AdaptiveSSL: a unified semi-supervised learning framework for robust classification via adaptive uncertainty calibration and dynamic labeling
摘要
In industries like telecommunications and banking, scarce labeled data and high misprediction costs challenge traditional machine learning. Semi-supervised learning (SSL) and active learning (AL) offer solutions but often suffer from overconfident predictions, redundant sampling, and static pseudo-labeling thresholds. Existing methods tackle these issues separately, limiting their real-world impact. We introduce AdaptiveSSL, a scalable SSL framework that unifies Wasserstein-based uncertainty calibration, diversity-driven sampling via multi-resolution hashing, and dynamic pseudo-labeling through an adaptive, performance-driven thresholding mechanism.
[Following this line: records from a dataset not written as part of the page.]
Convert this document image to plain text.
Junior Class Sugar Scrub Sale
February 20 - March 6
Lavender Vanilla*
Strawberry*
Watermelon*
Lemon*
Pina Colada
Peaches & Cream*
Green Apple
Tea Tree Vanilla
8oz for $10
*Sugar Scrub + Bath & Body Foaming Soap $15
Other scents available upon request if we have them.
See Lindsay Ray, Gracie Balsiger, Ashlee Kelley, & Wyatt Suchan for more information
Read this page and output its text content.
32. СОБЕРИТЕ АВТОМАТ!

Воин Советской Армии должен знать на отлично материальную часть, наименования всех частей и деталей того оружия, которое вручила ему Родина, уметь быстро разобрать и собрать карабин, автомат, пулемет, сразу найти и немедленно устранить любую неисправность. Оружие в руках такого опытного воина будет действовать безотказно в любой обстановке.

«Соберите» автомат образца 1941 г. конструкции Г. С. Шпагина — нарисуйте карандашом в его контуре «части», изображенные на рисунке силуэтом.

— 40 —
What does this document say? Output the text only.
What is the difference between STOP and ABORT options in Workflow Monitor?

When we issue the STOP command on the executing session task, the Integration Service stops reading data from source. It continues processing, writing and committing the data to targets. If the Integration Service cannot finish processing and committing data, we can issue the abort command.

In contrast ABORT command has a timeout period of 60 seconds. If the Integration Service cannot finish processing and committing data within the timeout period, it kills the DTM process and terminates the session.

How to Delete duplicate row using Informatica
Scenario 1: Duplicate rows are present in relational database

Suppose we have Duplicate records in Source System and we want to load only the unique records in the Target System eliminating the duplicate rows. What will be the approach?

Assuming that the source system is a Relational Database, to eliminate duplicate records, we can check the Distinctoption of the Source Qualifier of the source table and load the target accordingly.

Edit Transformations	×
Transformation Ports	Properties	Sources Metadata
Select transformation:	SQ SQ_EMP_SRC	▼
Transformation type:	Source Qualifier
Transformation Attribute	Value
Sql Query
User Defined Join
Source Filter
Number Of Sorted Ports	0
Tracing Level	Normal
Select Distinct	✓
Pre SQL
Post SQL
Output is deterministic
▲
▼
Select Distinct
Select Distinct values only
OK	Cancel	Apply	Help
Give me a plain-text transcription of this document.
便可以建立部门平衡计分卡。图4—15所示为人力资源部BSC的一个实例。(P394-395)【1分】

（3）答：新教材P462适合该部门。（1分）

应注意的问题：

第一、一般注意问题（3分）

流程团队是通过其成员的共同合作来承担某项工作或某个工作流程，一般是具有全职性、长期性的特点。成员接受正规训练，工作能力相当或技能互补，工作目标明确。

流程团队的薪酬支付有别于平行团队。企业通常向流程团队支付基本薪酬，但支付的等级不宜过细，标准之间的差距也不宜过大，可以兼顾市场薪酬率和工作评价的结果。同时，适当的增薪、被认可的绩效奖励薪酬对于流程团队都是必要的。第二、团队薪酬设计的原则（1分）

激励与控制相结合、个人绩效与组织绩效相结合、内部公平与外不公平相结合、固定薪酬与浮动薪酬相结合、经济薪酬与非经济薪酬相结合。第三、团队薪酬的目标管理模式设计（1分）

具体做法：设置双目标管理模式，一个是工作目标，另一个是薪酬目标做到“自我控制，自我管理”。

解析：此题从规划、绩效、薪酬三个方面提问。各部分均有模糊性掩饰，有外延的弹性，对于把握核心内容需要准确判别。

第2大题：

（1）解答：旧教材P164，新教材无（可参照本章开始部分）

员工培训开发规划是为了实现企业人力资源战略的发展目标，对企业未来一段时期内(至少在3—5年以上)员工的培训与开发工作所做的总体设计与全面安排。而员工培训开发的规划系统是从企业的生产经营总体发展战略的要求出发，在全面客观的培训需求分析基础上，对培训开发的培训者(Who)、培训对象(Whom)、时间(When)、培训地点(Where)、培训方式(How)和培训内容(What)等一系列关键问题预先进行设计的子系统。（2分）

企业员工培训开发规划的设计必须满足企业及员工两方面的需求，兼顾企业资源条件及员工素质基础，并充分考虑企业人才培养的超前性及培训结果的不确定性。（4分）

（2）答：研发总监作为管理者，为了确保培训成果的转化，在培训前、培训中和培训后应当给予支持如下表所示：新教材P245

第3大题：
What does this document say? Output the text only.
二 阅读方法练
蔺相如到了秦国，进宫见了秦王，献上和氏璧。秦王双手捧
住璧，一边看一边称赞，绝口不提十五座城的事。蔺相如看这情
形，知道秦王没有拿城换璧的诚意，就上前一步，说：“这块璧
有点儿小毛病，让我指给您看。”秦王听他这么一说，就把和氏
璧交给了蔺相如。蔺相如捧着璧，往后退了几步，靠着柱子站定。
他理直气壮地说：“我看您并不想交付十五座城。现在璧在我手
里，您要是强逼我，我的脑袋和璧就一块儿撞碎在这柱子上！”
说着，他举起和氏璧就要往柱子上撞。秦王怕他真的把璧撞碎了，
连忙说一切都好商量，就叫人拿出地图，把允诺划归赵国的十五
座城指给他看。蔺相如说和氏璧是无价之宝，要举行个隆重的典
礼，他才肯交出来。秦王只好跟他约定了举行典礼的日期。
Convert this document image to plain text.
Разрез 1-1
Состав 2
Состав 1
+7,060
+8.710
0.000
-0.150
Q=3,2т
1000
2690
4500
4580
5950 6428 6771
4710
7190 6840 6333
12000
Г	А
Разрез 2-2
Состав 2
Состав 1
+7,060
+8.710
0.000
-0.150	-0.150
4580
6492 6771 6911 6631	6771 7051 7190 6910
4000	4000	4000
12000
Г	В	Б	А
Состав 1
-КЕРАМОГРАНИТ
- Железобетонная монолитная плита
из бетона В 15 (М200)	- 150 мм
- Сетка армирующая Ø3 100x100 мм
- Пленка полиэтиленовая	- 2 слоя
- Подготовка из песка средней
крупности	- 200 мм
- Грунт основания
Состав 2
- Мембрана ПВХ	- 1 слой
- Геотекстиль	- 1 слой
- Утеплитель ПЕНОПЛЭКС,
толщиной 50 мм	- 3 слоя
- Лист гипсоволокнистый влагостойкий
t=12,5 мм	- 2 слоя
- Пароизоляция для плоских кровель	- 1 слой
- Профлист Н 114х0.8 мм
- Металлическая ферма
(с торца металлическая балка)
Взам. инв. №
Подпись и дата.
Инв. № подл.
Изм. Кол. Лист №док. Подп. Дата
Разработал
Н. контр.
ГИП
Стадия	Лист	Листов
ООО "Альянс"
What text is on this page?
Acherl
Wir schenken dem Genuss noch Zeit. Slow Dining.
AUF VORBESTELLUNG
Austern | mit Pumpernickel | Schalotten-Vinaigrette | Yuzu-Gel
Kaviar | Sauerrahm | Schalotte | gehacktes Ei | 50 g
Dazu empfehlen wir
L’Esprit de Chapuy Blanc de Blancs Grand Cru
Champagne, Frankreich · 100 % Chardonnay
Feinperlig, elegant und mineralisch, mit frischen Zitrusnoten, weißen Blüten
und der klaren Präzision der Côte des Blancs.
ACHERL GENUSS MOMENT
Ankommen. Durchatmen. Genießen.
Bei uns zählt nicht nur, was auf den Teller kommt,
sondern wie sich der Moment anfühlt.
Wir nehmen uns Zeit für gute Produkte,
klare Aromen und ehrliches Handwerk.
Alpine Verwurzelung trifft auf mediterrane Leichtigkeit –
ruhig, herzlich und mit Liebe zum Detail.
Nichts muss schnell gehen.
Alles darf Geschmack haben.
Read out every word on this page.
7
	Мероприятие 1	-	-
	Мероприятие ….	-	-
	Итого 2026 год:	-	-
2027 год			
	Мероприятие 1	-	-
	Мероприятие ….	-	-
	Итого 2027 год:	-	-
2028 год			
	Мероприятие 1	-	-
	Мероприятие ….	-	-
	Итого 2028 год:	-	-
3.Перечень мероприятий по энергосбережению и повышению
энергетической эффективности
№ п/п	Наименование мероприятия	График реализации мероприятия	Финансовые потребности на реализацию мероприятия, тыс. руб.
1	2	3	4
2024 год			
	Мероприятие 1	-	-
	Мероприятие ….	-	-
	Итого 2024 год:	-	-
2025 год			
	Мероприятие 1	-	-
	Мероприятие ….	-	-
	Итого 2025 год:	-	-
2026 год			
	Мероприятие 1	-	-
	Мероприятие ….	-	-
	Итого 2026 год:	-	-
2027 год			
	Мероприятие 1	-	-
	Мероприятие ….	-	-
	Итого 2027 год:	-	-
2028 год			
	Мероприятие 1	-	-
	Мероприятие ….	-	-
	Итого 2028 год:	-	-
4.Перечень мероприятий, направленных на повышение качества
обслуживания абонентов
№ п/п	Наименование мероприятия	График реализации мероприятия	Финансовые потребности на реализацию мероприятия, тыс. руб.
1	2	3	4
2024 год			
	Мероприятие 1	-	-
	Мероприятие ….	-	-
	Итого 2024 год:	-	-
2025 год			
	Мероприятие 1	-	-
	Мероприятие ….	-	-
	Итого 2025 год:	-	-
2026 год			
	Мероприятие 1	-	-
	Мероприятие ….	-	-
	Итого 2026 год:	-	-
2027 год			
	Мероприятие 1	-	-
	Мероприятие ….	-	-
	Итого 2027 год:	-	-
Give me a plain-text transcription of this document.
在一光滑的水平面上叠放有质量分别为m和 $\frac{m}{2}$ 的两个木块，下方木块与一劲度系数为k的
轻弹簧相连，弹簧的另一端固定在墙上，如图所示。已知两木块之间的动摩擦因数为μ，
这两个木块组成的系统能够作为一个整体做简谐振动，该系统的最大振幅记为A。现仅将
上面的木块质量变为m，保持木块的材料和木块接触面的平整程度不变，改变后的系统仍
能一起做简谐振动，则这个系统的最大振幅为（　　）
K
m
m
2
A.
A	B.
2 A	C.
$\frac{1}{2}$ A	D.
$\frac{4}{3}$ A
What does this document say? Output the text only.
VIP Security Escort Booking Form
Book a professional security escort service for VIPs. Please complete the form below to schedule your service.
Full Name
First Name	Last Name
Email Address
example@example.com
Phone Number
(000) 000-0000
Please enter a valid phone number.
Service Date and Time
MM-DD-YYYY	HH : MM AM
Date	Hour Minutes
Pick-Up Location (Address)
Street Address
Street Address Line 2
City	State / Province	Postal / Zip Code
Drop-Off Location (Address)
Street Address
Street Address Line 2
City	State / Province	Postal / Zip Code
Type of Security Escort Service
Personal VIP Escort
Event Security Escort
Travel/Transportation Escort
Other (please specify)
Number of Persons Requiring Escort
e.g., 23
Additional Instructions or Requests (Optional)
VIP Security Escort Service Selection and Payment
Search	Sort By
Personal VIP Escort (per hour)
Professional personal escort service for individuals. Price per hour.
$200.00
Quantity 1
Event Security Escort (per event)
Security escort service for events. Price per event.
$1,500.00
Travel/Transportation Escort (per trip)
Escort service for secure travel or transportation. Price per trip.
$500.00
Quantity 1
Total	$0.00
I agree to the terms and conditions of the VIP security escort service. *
By iteratively refining confidence, ensuring diverse sampling, and dynamically adjusting thresholds based on a composite objective function, AdaptiveSSL achieves robust classification. On the Sparkify churn dataset, it reaches an AUC of 0.9326 with 10% labeled data, outperforming baselines by up to 10% while maintaining efficiency. On the imbalanced Home Credit dataset, it detects the minority class with an TPR score of 0.4521, surpassing model like FreeMatch. Tested on five datasets, AdaptiveSSL provides a practical tool for data-efficient, high-stakes classification.